One of my favorite Turkish phrases is “çok güzel”. It literally means “very beautiful”, but Turks say it all. the. time. Once we learned the phrase I could hear people saying it across a restaurant, on the beach, on the dolmuş, basically everywhere. It seems like you can use it to describe the taste of something, the beauty of a place, the weather, a girl (not boys though!!), an experience. And often a hand gesture consisting of putting your fingers pointing upwards, with your palm facing you, and your thumb touching your forefinger, accompanies the phrase. I think it’s the earnestness with which it’s said that really appeals to me.

çok güzel!

We even surprised other Turks with the amount of Turkish we had picked up. Last night we were trying to get back into the center of Kuşadası to move on to Selçuk but the dolmuşes kept passing us by because they were full.

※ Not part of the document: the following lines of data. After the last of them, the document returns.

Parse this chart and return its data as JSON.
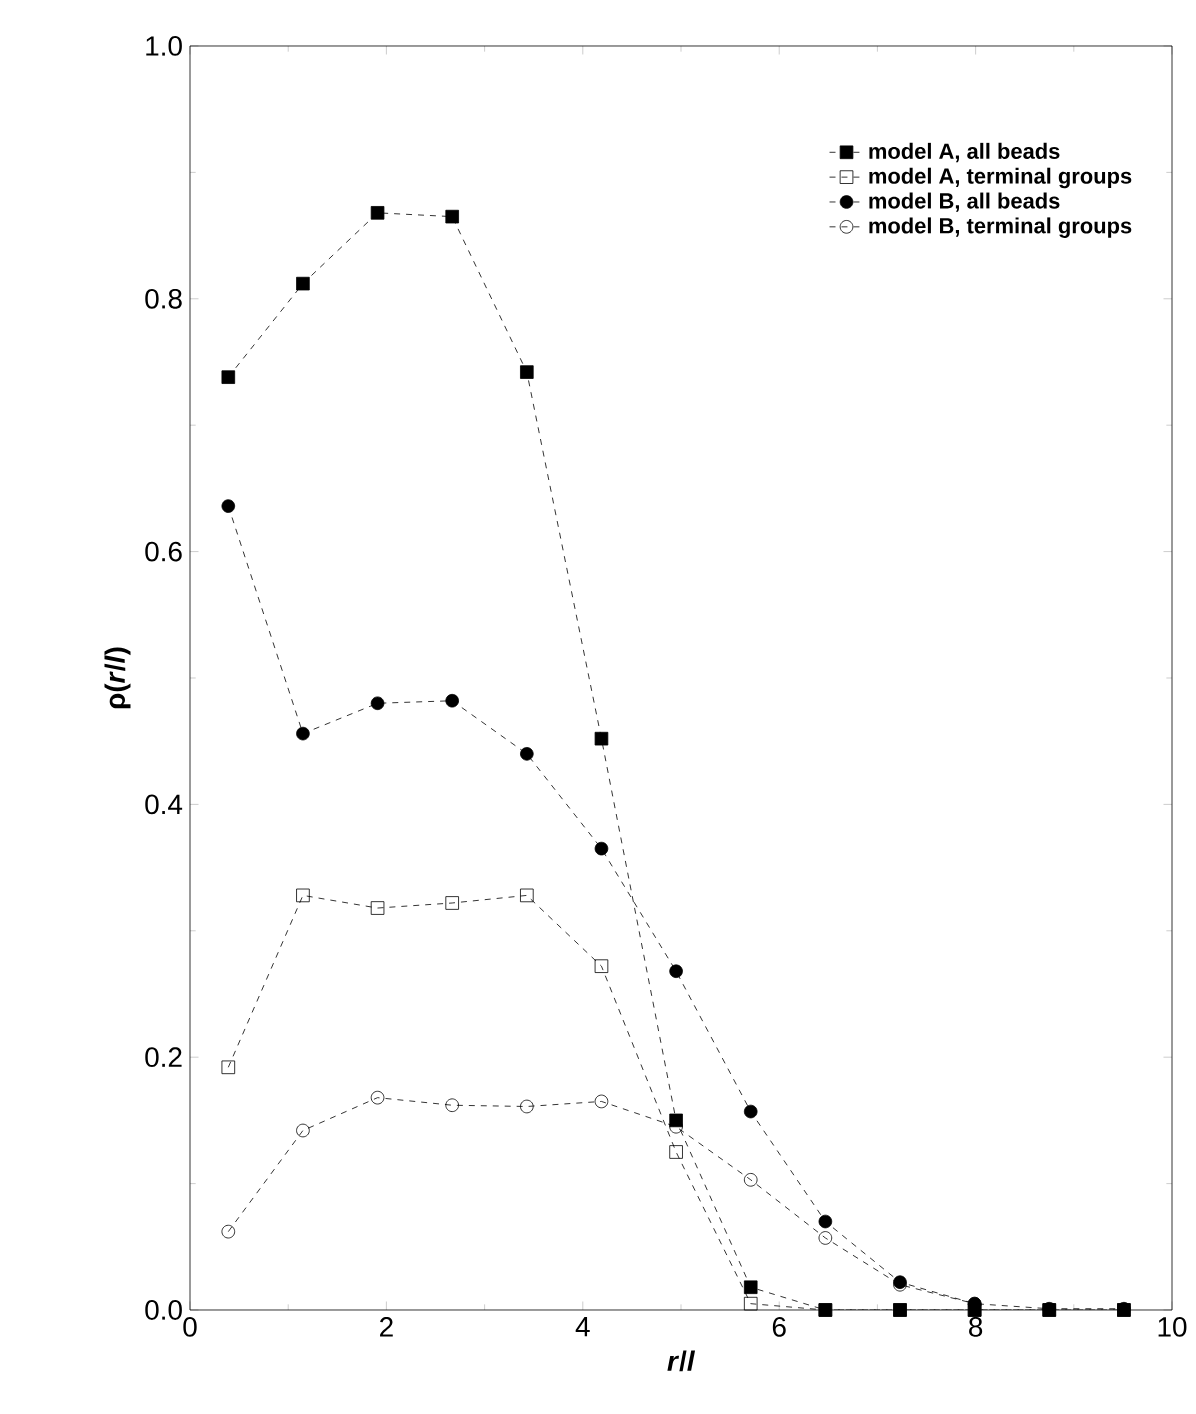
{
  "chart_data": {
    "type": "line",
    "xlabel": "*r*/*l*",
    "ylabel": "ρ(*r*/*l*)",
    "x": [
      0.39,
      1.15,
      1.91,
      2.67,
      3.43,
      4.19,
      4.95,
      5.71,
      6.47,
      7.23,
      7.99,
      8.75,
      9.51
    ],
    "series": [
      {
        "name": "model A, all beads",
        "color": "#000000",
        "marker": "square*",
        "values": [
          0.738,
          0.812,
          0.868,
          0.865,
          0.742,
          0.452,
          0.15,
          0.018,
          0,
          0,
          0,
          0,
          0
        ]
      },
      {
        "name": "model A, terminal groups",
        "color": "#000000",
        "marker": "square",
        "values": [
          0.192,
          0.328,
          0.318,
          0.322,
          0.328,
          0.272,
          0.125,
          0.005,
          0,
          0,
          0,
          0,
          0
        ]
      },
      {
        "name": "model B, all beads",
        "color": "#000000",
        "marker": "circle*",
        "values": [
          0.636,
          0.456,
          0.48,
          0.482,
          0.44,
          0.365,
          0.268,
          0.157,
          0.07,
          0.022,
          0.005,
          0.001,
          0.001
        ]
      },
      {
        "name": "model B, terminal groups",
        "color": "#000000",
        "marker": "circle",
        "values": [
          0.062,
          0.142,
          0.168,
          0.162,
          0.161,
          0.165,
          0.145,
          0.103,
          0.057,
          0.02,
          0.005,
          null,
          null
        ]
      }
    ],
    "xlim": [
      0,
      10
    ],
    "ylim": [
      0,
      1.0
    ],
    "xticks": [
      0,
      2,
      4,
      6,
      8,
      10
    ],
    "yticks": [
      {
        "value": 0,
        "label": "0.0"
      },
      0.2,
      0.4,
      0.6,
      0.8,
      {
        "value": 1.0,
        "label": "1.0"
      }
    ],
    "line_style": "dashed",
    "legend": "top right",
    "grid": false
  }
}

So just for kicks we put our thumb to hitchhike. And a car actually stopped! Three Turkish college students were super nice and gave us a ride into town. And as we were chatting and telling them about our experiences, we listed off a whole bunch of Turkish words for various fruits and vegetables and describing what the farm was like. (“çok sıcak” – “too hot” – was an all encompassing phrase.) They were like, “uh, wow you know a lot of random words in Turkish. And by the way why did you want to be on a farm??”